Trying to use magic involved having to learn the entire language of power all over again. Deliberately calling for the Heartless earned mixed results. Once, overestimating his own strength, Ienzo summoned a handful of Shadows which were only too eager to break free from his control. Even was the first to discover his plight; Ienzo had clambered up on one of the overhanging warehouse lights and was eyeing the swarm below with mixed curiosity and annoyance.
"Please do something about these," he ordered patiently, as if he were a matron who had just discovered her child's retch-up on the floor.
"You don't have a heart!" Xehanort called out, resting his hands on the walkway railing. "They can't hurt you!"
"Let's pretend for a moment that I do, and they can," came Ienzo's retort. His body was wrapped around the thin neck of the lamp, hands clutching the metal chain that was all that kept him and fifty pounds of electrics from plummeting to the warehouse floor.
As they watched, the chain began to creak.

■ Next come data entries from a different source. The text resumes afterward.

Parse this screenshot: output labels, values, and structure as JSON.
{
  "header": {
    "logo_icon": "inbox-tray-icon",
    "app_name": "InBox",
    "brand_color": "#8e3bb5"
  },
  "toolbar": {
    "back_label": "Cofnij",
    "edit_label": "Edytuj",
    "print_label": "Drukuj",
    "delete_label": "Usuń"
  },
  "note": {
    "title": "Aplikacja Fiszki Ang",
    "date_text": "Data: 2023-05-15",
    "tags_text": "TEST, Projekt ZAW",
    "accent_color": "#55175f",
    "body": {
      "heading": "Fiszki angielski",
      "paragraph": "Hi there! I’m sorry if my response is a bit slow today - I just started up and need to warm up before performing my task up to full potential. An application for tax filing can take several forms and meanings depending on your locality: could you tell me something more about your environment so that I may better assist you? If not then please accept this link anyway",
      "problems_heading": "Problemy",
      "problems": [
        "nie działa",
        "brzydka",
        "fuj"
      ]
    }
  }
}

Ienzo refused to reveal how he had managed to get all the way up there without a ladder. No one else could think of a means of getting him down. It took Braig to mount a recovery effort, arms spread as he crab-walked across a narrow bridge of thin air. Braig had always been the best of them at ignoring the constraints of gravity; he had mastered Ansem's teacup-juggling assignments with ease, but hated using more basic elements.
Solid ground, solid ground, the gunner muttered under his breath as he inched out onto empty space, a steady plea of c'mon I really don't want to fall today, that'd be totally lame. I can do this. I so can do this. Yeah.
Finally, just after Braig had managed to disentangle Ienzo off the lamp hood, he turned back to the cluster of researchers on the upper walkway. "Hey, guys," he called out, grinning. "Think I should drop him?"
Ienzo hissed, and spat threats as he clung to his rescuer.
While Braig tried to convince the younger man that the question had been a joke, Even heard a strange noise. It resembled a soft series of coughs, like a corpse chuckling, air forced out of dry lungs dressed up as humor. He glanced over to his right, wondering if there was a new monster at the door, and saw what was making the sound.
For the first time since their arrival, Xehanort was smiling.